La prima impressione è importante

Riceviamo moltissime email con proposte di collaborazioni. Alcune scritte senza guardare la grammatica, la punteggiatura o anche gli errori di battitura. Altre, quelle che più ci danno fastidio, sono quelle dove ci viene detto che siamo una webagency (non lo siamo) e ci viene allegato un sito/curriculum comprato da ThemeForest (o simile) con case studies tutti uguali ricchi di lorem ipsum. Se la prima tipologia di errori è in qualche modo accettabile, non posso dire lo stesso per la seconda tipologia. Proposte fatte senza aver minimamente studiato – ma anche solo inquadrato – il cliente e il mercato che rappresenta vengono scartate a prescindere e lasciano terra bruciata sotto i propri piedi.

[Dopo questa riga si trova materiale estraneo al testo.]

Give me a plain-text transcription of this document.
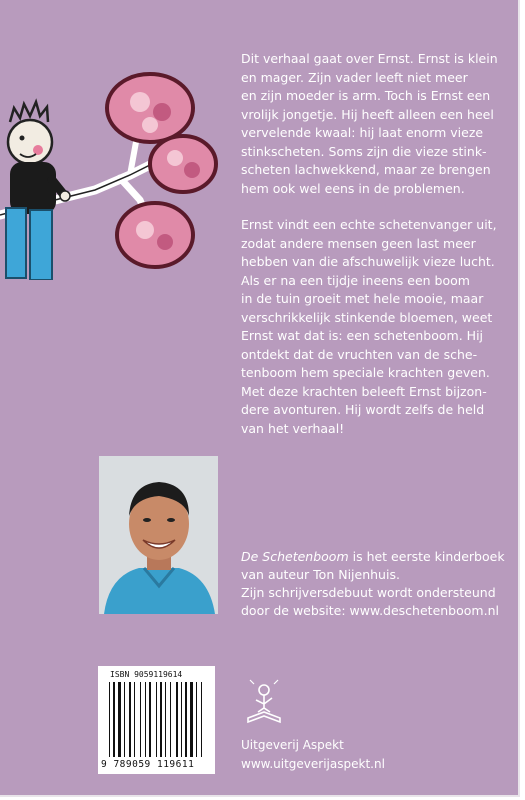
Dit verhaal gaat over Ernst. Ernst is klein
en mager. Zijn vader leeft niet meer
en zijn moeder is arm. Toch is Ernst een
vrolijk jongetje. Hij heeft alleen een heel
vervelende kwaal: hij laat enorm vieze
stinkscheten. Soms zijn die vieze stink-
scheten lachwekkend, maar ze brengen
hem ook wel eens in de problemen.

Ernst vindt een echte schetenvanger uit,
zodat andere mensen geen last meer
hebben van die afschuwelijk vieze lucht.
Als er na een tijdje ineens een boom
in de tuin groeit met hele mooie, maar
verschrikkelijk stinkende bloemen, weet
Ernst wat dat is: een schetenboom. Hij
ontdekt dat de vruchten van de sche-
tenboom hem speciale krachten geven.
Met deze krachten beleeft Ernst bijzon-
dere avonturen. Hij wordt zelfs de held
van het verhaal!

De Schetenboom is het eerste kinderboek
van auteur Ton Nijenhuis.
Zijn schrijversdebuut wordt ondersteund
door de website: www.deschetenboom.nl
ISBN 9059119614
9 789059 119611
Uitgeverij Aspekt
www.uitgeverijaspekt.nl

Investiamo in chi investe in se stesso

In diverse occasioni ci siamo ritrovati a sentire scuse come: “eh, questo computer non è il mio, non conosco bene il sistema operativo”, “sono mesi che dovrei aggiornare/rimettere in sesto/comprare un nuovo computer ma non trovo mai il tempo di farlo” o anche “non ho mai studiato X perché non l’ho mai ritenuto utile per il mio lavoro”. Sono tutte scuse e, per di più, sono scuse che denotano una scarsa professionalità nell’aggiornarsi professionalmente e nel lavorare in condizioni ottimali per la propria produttività. Fare lo sviluppatore con un laptop vecchio di 5–6 anni significa rilasciare più lentamente il proprio codice, non poter usare agevolmente macchine virtuali o IDE di ultima generazione o, semplicemente, rischiare da un momento all’altro la morte di un dispositivo ormai logorato. Un lavoratore autonomo deve investire in se stesso e nelle proprie attrezzature, perché proprie queste ultime divengono il veicolo di trasmissione delle sue competenze.

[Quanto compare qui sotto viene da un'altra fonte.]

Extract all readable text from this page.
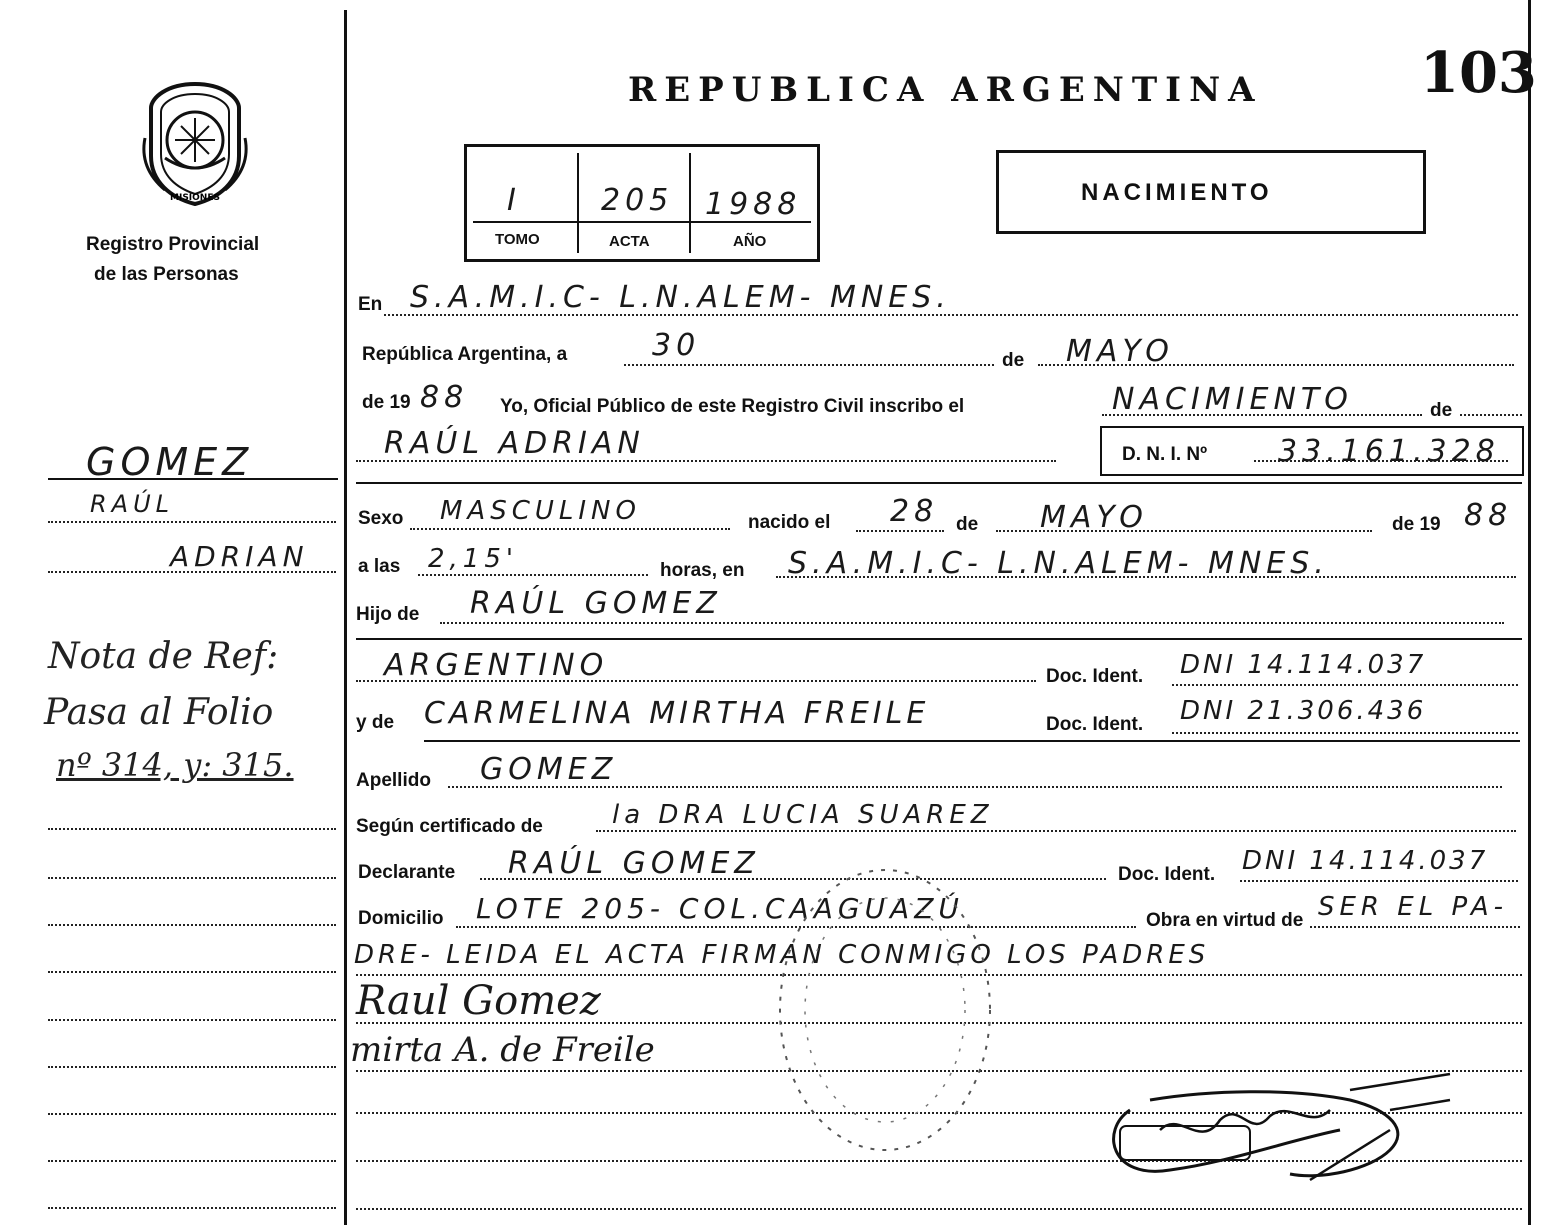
MISIONES
Registro Provincial
de las Personas
REPUBLICA ARGENTINA	103
I	205 1988
TOMO	ACTA	AÑO
NACIMIENTO
GOMEZ
RAÚL
ADRIAN
Nota de Ref:
Pasa al Folio
nº 314, y: 315.
En S.A.M.I.C- L.N.ALEM- MNES.
República Argentina, a	30	de MAYO
de 19 88 Yo, Oficial Público de este Registro Civil inscribo el	NACIMIENTO	de
RAÚL ADRIAN	D. N. I. Nº 33.161.328
Sexo MASCULINO	nacido el 28 de MAYO	de 19 88
a las 2,15'	horas, en S.A.M.I.C- L.N.ALEM- MNES.
Hijo de RAÚL GOMEZ
ARGENTINO	Doc. Ident. DNI 14.114.037
y de CARMELINA MIRTHA FREILE	Doc. Ident. DNI 21.306.436
Apellido GOMEZ
Según certificado de	la DRA LUCIA SUAREZ
Declarante RAÚL GOMEZ	Doc. Ident. DNI 14.114.037
Domicilio LOTE 205- COL.CAAGUAZÚ	Obra en virtud de SER EL PA-
DRE- LEIDA EL ACTA FIRMAN CONMIGO LOS PADRES
Raul Gomez
mirta A. de Freile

Non cerchiamo un dipendente

O meglio, stiamo cercando un freelance. Non è venuto in mente che probabilmente lo facciamo perché ci mancano competenze su qualcosa in particolare relativo ad uno specifico progetto? E che forse poi non ci serviranno una volta terminata l’attività? Un bravo libero professionista deve sapersi gestire il tempo in modo da mantenere le proprie attività di networking ed avere sempre un paio di clienti attivi. Occupare il 100% del proprio tempo per un singolo cliente significa che in realtà la scelta professionale che si vuole perseguire è quella del dipendente, non quella del freelance. Diventa anche opportuno avere l’onestà intellettuale di chiedere al cliente se è interessato all’assunzione.

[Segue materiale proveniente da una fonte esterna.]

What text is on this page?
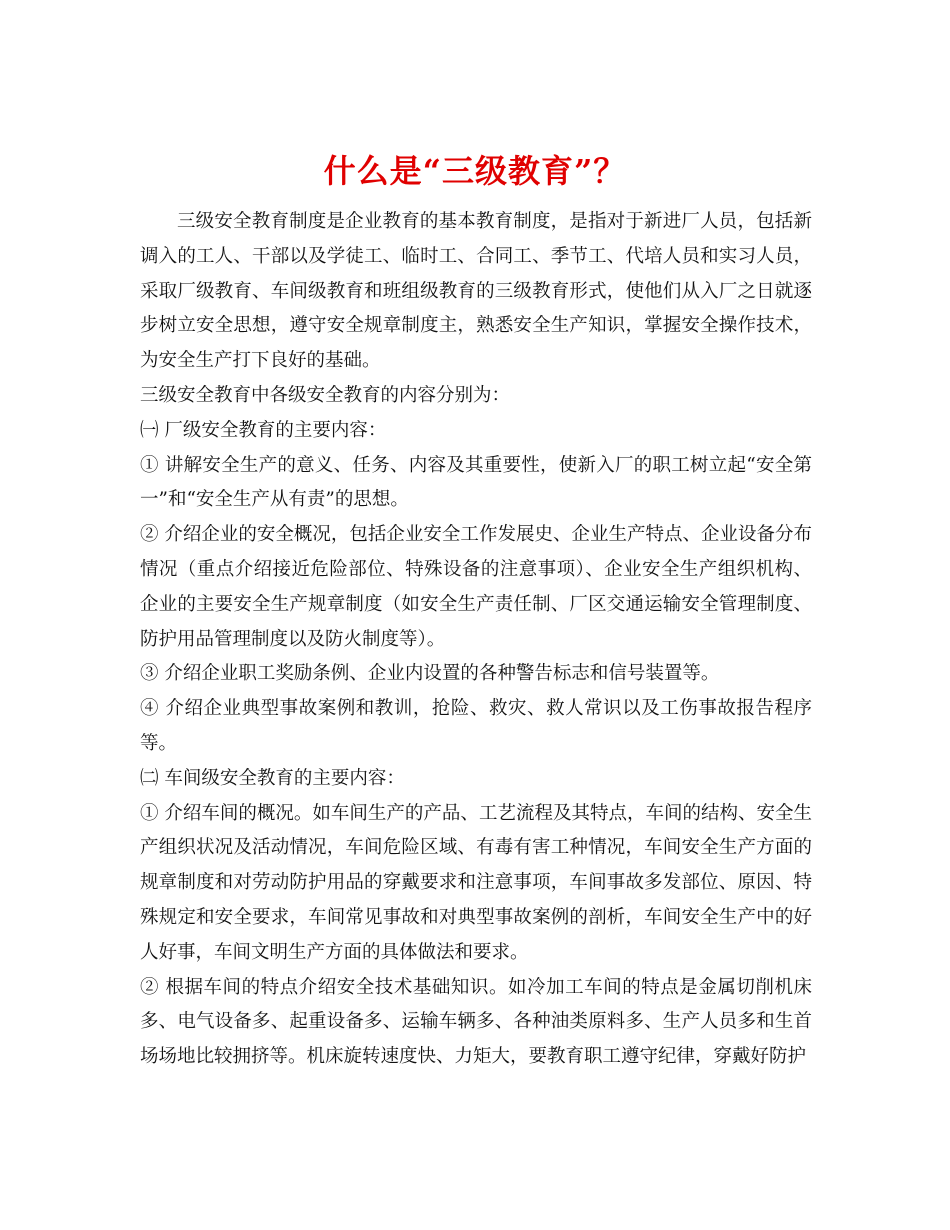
什么是“三级教育”？

三级安全教育制度是企业教育的基本教育制度，是指对于新进厂人员，包括新调入的工人、干部以及学徒工、临时工、合同工、季节工、代培人员和实习人员，采取厂级教育、车间级教育和班组级教育的三级教育形式，使他们从入厂之日就逐步树立安全思想，遵守安全规章制度主，熟悉安全生产知识，掌握安全操作技术，为安全生产打下良好的基础。

三级安全教育中各级安全教育的内容分别为：

㈠ 厂级安全教育的主要内容：

① 讲解安全生产的意义、任务、内容及其重要性，使新入厂的职工树立起“安全第一”和“安全生产从有责”的思想。

② 介绍企业的安全概况，包括企业安全工作发展史、企业生产特点、企业设备分布情况（重点介绍接近危险部位、特殊设备的注意事项）、企业安全生产组织机构、企业的主要安全生产规章制度（如安全生产责任制、厂区交通运输安全管理制度、防护用品管理制度以及防火制度等）。

③ 介绍企业职工奖励条例、企业内设置的各种警告标志和信号装置等。

④ 介绍企业典型事故案例和教训，抢险、救灾、救人常识以及工伤事故报告程序等。

㈡ 车间级安全教育的主要内容：

① 介绍车间的概况。如车间生产的产品、工艺流程及其特点，车间的结构、安全生产组织状况及活动情况，车间危险区域、有毒有害工种情况，车间安全生产方面的规章制度和对劳动防护用品的穿戴要求和注意事项，车间事故多发部位、原因、特殊规定和安全要求，车间常见事故和对典型事故案例的剖析，车间安全生产中的好人好事，车间文明生产方面的具体做法和要求。

② 根据车间的特点介绍安全技术基础知识。如冷加工车间的特点是金属切削机床多、电气设备多、起重设备多、运输车辆多、各种油类原料多、生产人员多和生首场场地比较拥挤等。机床旋转速度快、力矩大，要教育职工遵守纪律，穿戴好防护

Telelavoro solo a chi se lo merita

Ormai lavorare in un’azienda diffusa è abbastanza comune, o almeno lo è nel ramo del knowledge work. Noi stessi incoraggiamo questo concetto spronando i dipendenti a prestare il proprio servizio da spazi di coworking o da altre aziende, come ospiti. Questo però non significa poter fare telelavoro in orari improbabili o in strutture inadeguate. Ad esempio, se il lavoro richiesto necessita di confronto continuo con il team, bisogna innanzitutto valutare se la propria connessione sia idonea a consentirlo e se l’ufficio in cui si risiede è sufficientemente silenzioso o insonorizzato per permettere lo svolgimento di lunghe sessioni di call. Situazioni quali: ADSL ai limiti del ridicolo, la mancanza di un supporto hardware ottimale, prime tra tutte le cuffie con riduzione del rumore, sono solo alcuni esempi che esprimono l’impossibilità di lavorare da dove si vuole.

Ogni cosa al suo tempo

È facilmente intuibile per quale motivo alcuni freelance facciano questa scelta professionale, innanzitutto la totale autonomia nel gestire il proprio tempo di lavoro. Il voler fare il remote worker è certamente un privilegio che mai deve impattare negativamente sul lavoro dell’intero team. Forzare i propri ritmi o allungare il ciclo del feedback perché si è abituati a lavorare in notturna non facilita il lavoro in un gruppo, anzi lo rallenta e rischia di inficiarne la qualità, con ricadute disastrose. Ecco perché abitudini come lavorare di notte, da soli o nei weekend, non sono viste di buon occhio dalle aziende soprattutto da quelle realtà che cercano una competenza particolare da inserire nel team.
In sostanza alle aziende non piacciono i mercenari del codice ma cercano professionisti che sappiano portare valore aggiunto in quello che fanno, che abbiano voglia e capacità di aggiornarsi costantemente e che sappiano lavorare con le persone, anche da remoto, con atteggiamento costruttivo.